Во дворе Виктор Иванович взнуздал коня, подсадил на него Ромку и, отворяя скрипучие, шаткие во всех стыках воротца, наказал:
— Увидишь встречных или догонять станешь кого — сворачивай в степь. В разговоры ни с кем не ввязывайся. Про
— Понял, — поморщился от длинных, и, как ему казалось, ненужных наказов Ромка, разбирая повод. — А ежели мамашка вон тама у лога встренется, чего я ей скажу?
Ромка догадывался, что дело, порученное отцом, делается втайне от матери, и потому опасался ее более, чем кого-либо. «Чужому-то хоть чего соври, — думал он, — а ей ведь надо сказать, чтобы на правду походило».
— Скажешь, что я послал тебя в город за бумагой для писем.
Виктор Иванович заботливо подправил веревочные стремена, отломил от нового плетня вицу, подал.

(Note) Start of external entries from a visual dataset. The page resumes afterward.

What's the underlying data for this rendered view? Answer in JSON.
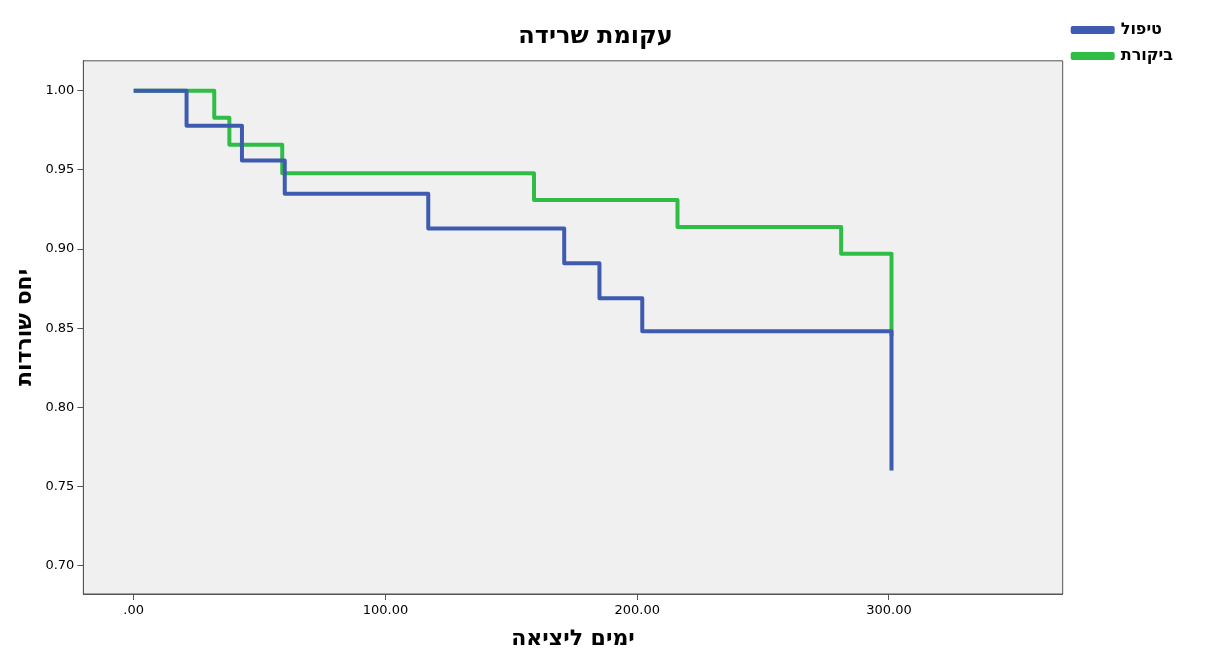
{
  "chart_data": {
    "type": "step",
    "title": "עקומת שרידה",
    "xlabel": "ימים ליציאה",
    "ylabel": "יחס שורדות",
    "xlim": [
      -20,
      369
    ],
    "ylim": [
      0.682,
      1.019
    ],
    "xticks": [
      {
        "value": 0,
        "label": ".00"
      },
      {
        "value": 100,
        "label": "100.00"
      },
      {
        "value": 200,
        "label": "200.00"
      },
      {
        "value": 300,
        "label": "300.00"
      }
    ],
    "yticks": [
      {
        "value": 0.7,
        "label": "0.70"
      },
      {
        "value": 0.75,
        "label": "0.75"
      },
      {
        "value": 0.8,
        "label": "0.80"
      },
      {
        "value": 0.85,
        "label": "0.85"
      },
      {
        "value": 0.9,
        "label": "0.90"
      },
      {
        "value": 0.95,
        "label": "0.95"
      },
      {
        "value": 1,
        "label": "1.00"
      }
    ],
    "grid": false,
    "legend": "top right",
    "marker": "none",
    "line_style": "solid",
    "series": [
      {
        "name": "טיפול",
        "color": "#3f5bb0",
        "x": [
          0,
          21,
          43,
          60,
          117,
          171,
          185,
          202,
          301
        ],
        "values": [
          1,
          0.978,
          0.956,
          0.935,
          0.913,
          0.891,
          0.869,
          0.848,
          0.76
        ]
      },
      {
        "name": "ביקורת",
        "color": "#2fbd45",
        "x": [
          0,
          32,
          38,
          59,
          159,
          216,
          281,
          301
        ],
        "values": [
          1,
          0.983,
          0.966,
          0.948,
          0.931,
          0.914,
          0.897,
          0.845
        ]
      }
    ]
  }
}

— Возьми вот хворостинку, может, где подогнать придется Рыжку. Да не загони его, слышишь?.. Ну, — хлопнул по крупу коня ладонью, — скачи!
От тряски руки у Ромки запрыгали, как крылышки у неоперившегося цыпленка. Под копытами коня запылила дорога.
Матильда так и простояла возле шестка с цигаркой, пока не вернулся сын.
— Рано, Витек, послал ты мальчишку в такую дорогу, — сердито сказала она. — Либо шею себе сломит, либо нас под монастырь подведет.
— Когда-то же надо связного заводить…
— Рано! Не спорь.
— Чего ты волнуешься, мама. Ромка шустрый, смекалистый. — Виктор Иванович снова присел на лавку и, бросив кепку рядом с собой, принялся скручивать из газеты новую цигарку, хотя окурок от прежней закрутки еще дымился под усами. — Ничего ни с ним, ни с нами не случится в любом разе: написал я так, что никто, кроме Авдея, не разберет.
Пропеченные за день горячим солнышком и вконец измученные тяжкой работой, Рословы ушли с назьмов позднее всех, когда солнце совсем уж затерялось в курганистой, скрашенной перелесками степи. По хутору проклубилась пыль от возвратившихся с пастбищ табунов. Между дворами витал дух парного молока, перемешанный с запахами полыни, только что улегшейся пыли, свежего навоза. А от степи, тоже уставшей от дневного зноя, потянуло теперь ласковой прохладой и терпким медвяным ароматом разнотравья.
Усталый, осунувшийся Тихон, зябко поводя потными плечами, сидел на облучке водовозной телеги и, опустив вожжи, ни одним движением не понуждал Сивуху, понуро шагавшую по дороге домой. Сзади тянулись привязанные к телеге кони. А за ними, блаженно ступая босыми, в кровь изодранными ногами в теплую дорожную пыль, шли бабы с Мироном. Каждая за день тысячи по две кизяков сделала и перетаскала по колючим будыльям на сушку. Бегали как угорелые, друг перед дружкой старались — кто больше.
Митька уехал вперед — ему нынче коней в ночное гнать. Макар, Васька и Степка не удержались от соблазна искупаться в речке. Они прошли к берегу против кестеровской усадьбы. Спускаясь по зеленому косогору, Степка на ходу снял штаны и рубаху и, размахивая ими, побежал к воде.